Aktuell wird dankenswerter Weise der DSL-Anschluss ausgebaut, allerdings wurde ein Teilbereich Leopoldstals, auch wenig nachvollziehbar, nicht erfasst. Über eine daraufhin einberufene Bürgerversammlung wurde derart Druck aufgebaut das nach kurzer Zeit eine Nachbesserung durch die Telekom zugesagt wurde. Das Engagement hat sich gelohnt. Die Busverbindung wurde ebenfalls mit einem Fahrplanwechsel sehr eingeschränkt, Schulbußfahrten wurden teilweise gänzlich gestrichen, auch hier gab es reichlich Protest und Anfragen, letztlich ist das in erträglicher Weise wieder korrigiert und wiederhergestellt, der Einsatz hat sich ebenfalls gelohnt. Aus ähnlichem Engagement ist auch eine Querungshilfe über die Landstraße entstanden, die Erneuerung der Eisenbahnbrücke hat sicher gleichen Ursprung gehabt. Anzuerkennen ist auch das Engagement zweier Jugendlicher aus Leopoldstal  die gerade erst eine durchaus interessante und vielfältige Homepage über Leopoldstal erstellt haben.
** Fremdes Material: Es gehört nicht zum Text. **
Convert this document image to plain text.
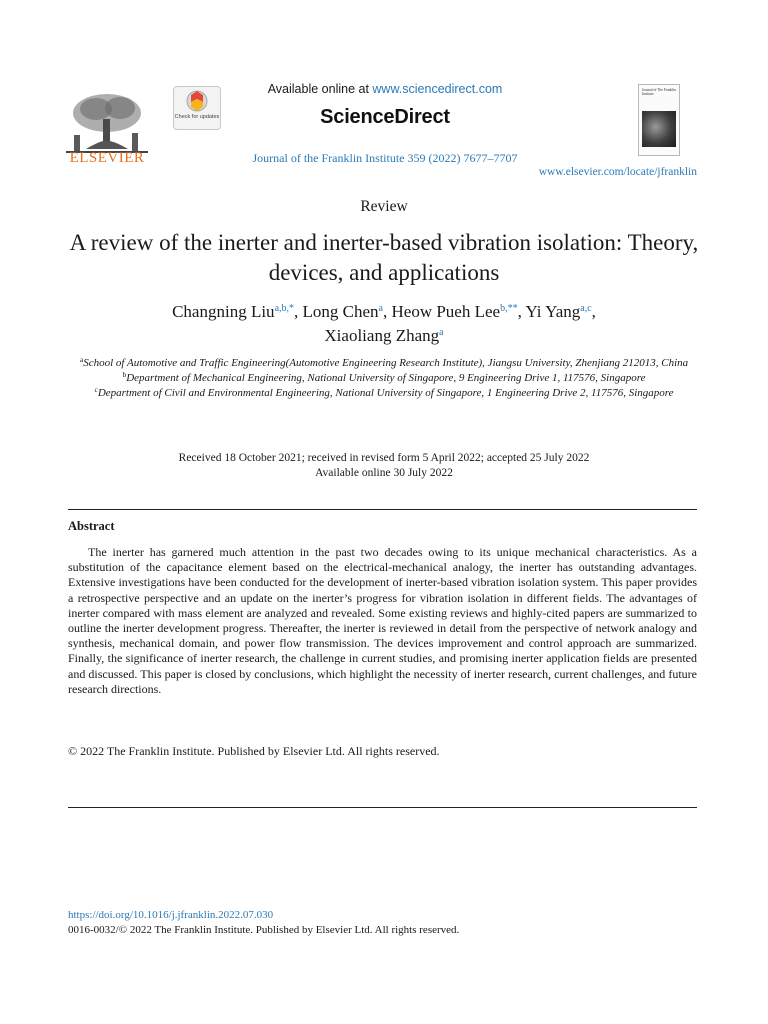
ELSEVIER
Check for updates
Available online at www.sciencedirect.com
ScienceDirect
Journal of the Franklin Institute 359 (2022) 7677–7707
Journal of The Franklin Institute
www.elsevier.com/locate/jfranklin
Review
A review of the inerter and inerter-based vibration isolation: Theory, devices, and applications
Changning Liu$^{a,b,*}$, Long Chen$^a$, Heow Pueh Lee$^{b,**}$, Yi Yang$^{a,c}$,
Xiaoliang Zhang$^a$
$^a$School of Automotive and Traffic Engineering(Automotive Engineering Research Institute), Jiangsu University, Zhenjiang 212013, China
$^b$Department of Mechanical Engineering, National University of Singapore, 9 Engineering Drive 1, 117576, Singapore
$^c$Department of Civil and Environmental Engineering, National University of Singapore, 1 Engineering Drive 2, 117576, Singapore
Received 18 October 2021; received in revised form 5 April 2022; accepted 25 July 2022
Available online 30 July 2022
Abstract

The inerter has garnered much attention in the past two decades owing to its unique mechanical characteristics. As a substitution of the capacitance element based on the electrical-mechanical analogy, the inerter has outstanding advantages. Extensive investigations have been conducted for the development of inerter-based vibration isolation system. This paper provides a retrospective perspective and an update on the inerter’s progress for vibration isolation in different fields. The advantages of inerter compared with mass element are analyzed and revealed. Some existing reviews and highly-cited papers are summarized to outline the inerter development progress. Thereafter, the inerter is reviewed in detail from the perspective of network analogy and synthesis, mechanical domain, and power flow transmission. The devices improvement and control approach are summarized. Finally, the significance of inerter research, the challenge in current studies, and promising inerter application fields are presented and discussed. This paper is closed by conclusions, which highlight the necessity of inerter research, current challenges, and future research directions.

© 2022 The Franklin Institute. Published by Elsevier Ltd. All rights reserved.
https://doi.org/10.1016/j.jfranklin.2022.07.030
0016-0032/© 2022 The Franklin Institute. Published by Elsevier Ltd. All rights reserved.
Unter www.leopldstal.com ist der Ort aktuell und gut präsentiert. Leopoldstal ist ein Ort der mithalten kann, es gibt viele vorhandene Strukturen die in die heutige Zeit passen, wenn sich die Beteiligten weiterhin für das Erscheinungsbild einsetzen ist zu erkennen, das Leopoldstal Zukunft hat.